Monozygotic and dizygotic twin studies are a staple of experimental psychology and developmental biology. Dr. Fowler wondered whether there was a way to test whether the willingness to vote -- or, rather, voting behavior -- can be correlated with genetic variation. (Remember, identical twins -- monozygotic -- are genetically identical; dizygotic twins share roughly 50 percent of their genes.)

By studing the voting behavior of these twins, Fowler found that "genetics was responsible for 60 perceent of differences in voting turnout between twin types, with the rest coming from environmental factors or other factors." A larger sample found a similar correlation.

Another scientist found a smaller correlation, one similar to the correlation usually found for "genetically influenced personality traits in general."

I'm a little skeptical. I'd love to see a study of voting behavior among genetically identical twins who were separated at birth; that way, the environmental factors are better segretated. Also: there's not really a neat separation between environmental and biological influences; if you're a biologically cranky child, your parents will probably treat you as they would treat a cranky child, and your aggregate level of crankiness interacts with environment.

My guess is that a propensity to vote is probably linked to a personality trait like cooperation or sociability.
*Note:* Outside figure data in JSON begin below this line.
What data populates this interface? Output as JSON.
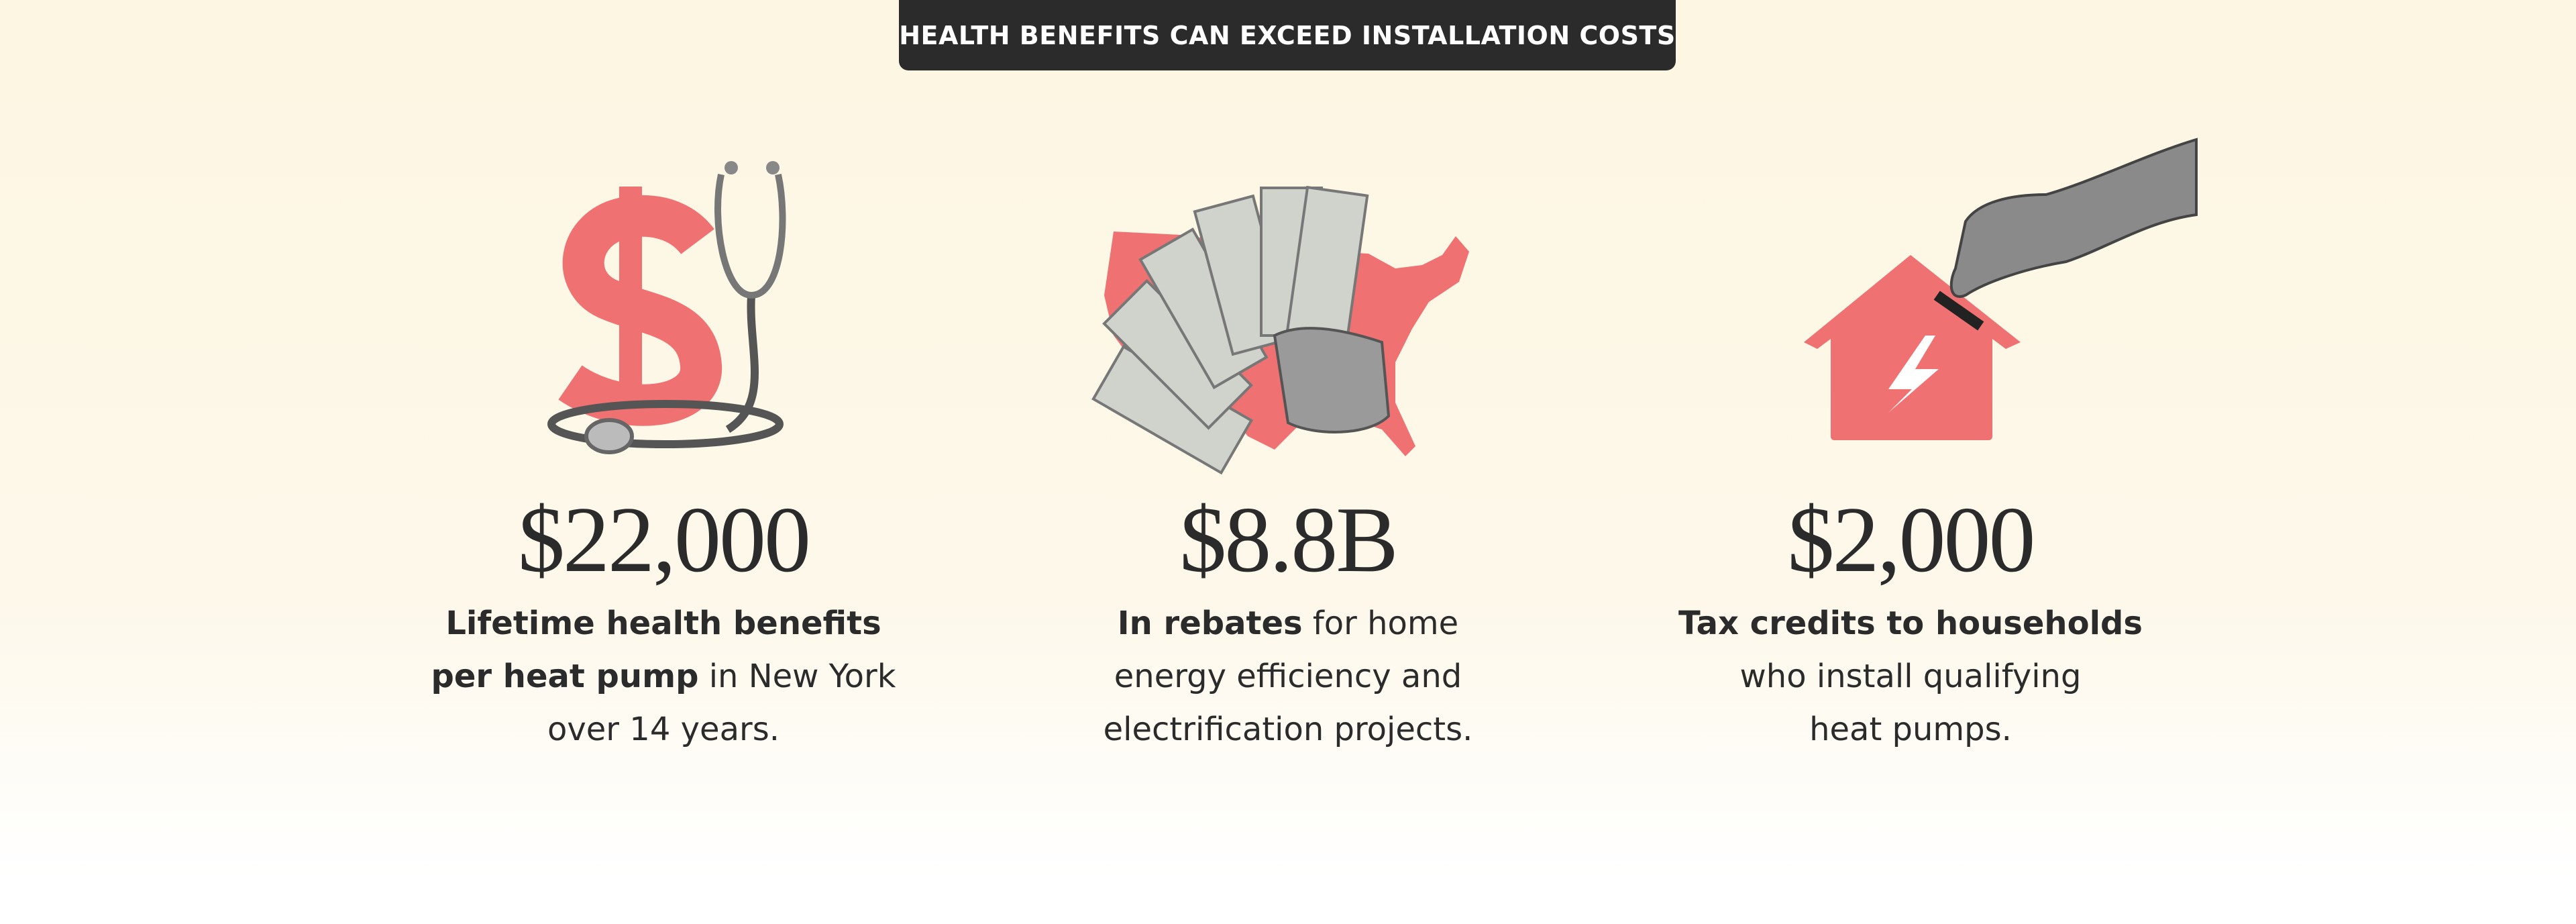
{
  "banner": "HEALTH BENEFITS CAN EXCEED INSTALLATION COSTS",
  "stats": [
    {
      "value": "$22,000",
      "lines": [
        [
          {
            "text": "Lifetime health benefits",
            "bold": true
          }
        ],
        [
          {
            "text": "per heat pump",
            "bold": true
          },
          {
            "text": "in New York",
            "bold": false
          }
        ],
        [
          {
            "text": "over 14 years.",
            "bold": false
          }
        ]
      ]
    },
    {
      "value": "$8.8B",
      "lines": [
        [
          {
            "text": "In rebates",
            "bold": true
          },
          {
            "text": "for home",
            "bold": false
          }
        ],
        [
          {
            "text": "energy efficiency and",
            "bold": false
          }
        ],
        [
          {
            "text": "electrification projects.",
            "bold": false
          }
        ]
      ]
    },
    {
      "value": "$2,000",
      "lines": [
        [
          {
            "text": "Tax credits to households",
            "bold": true
          }
        ],
        [
          {
            "text": "who install qualifying",
            "bold": false
          }
        ],
        [
          {
            "text": "heat pumps.",
            "bold": false
          }
        ]
      ]
    }
  ]
}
In another study, Fowler found that one's penchant for altruistic behaviors and the degree to which people are motivated to help others in their group also drive people to increase their political participation. (Here's a bet: someone in Barack Obama's inner circle has read this study.)

What does this mean for political consultants: instead of trying to turn all young voters into new voters, it'd be more efficient to target those young voters whose parents were voters. But then you're dealing with another environmental effect: the degree to which the content of a parent's political worldview influences their offspring's.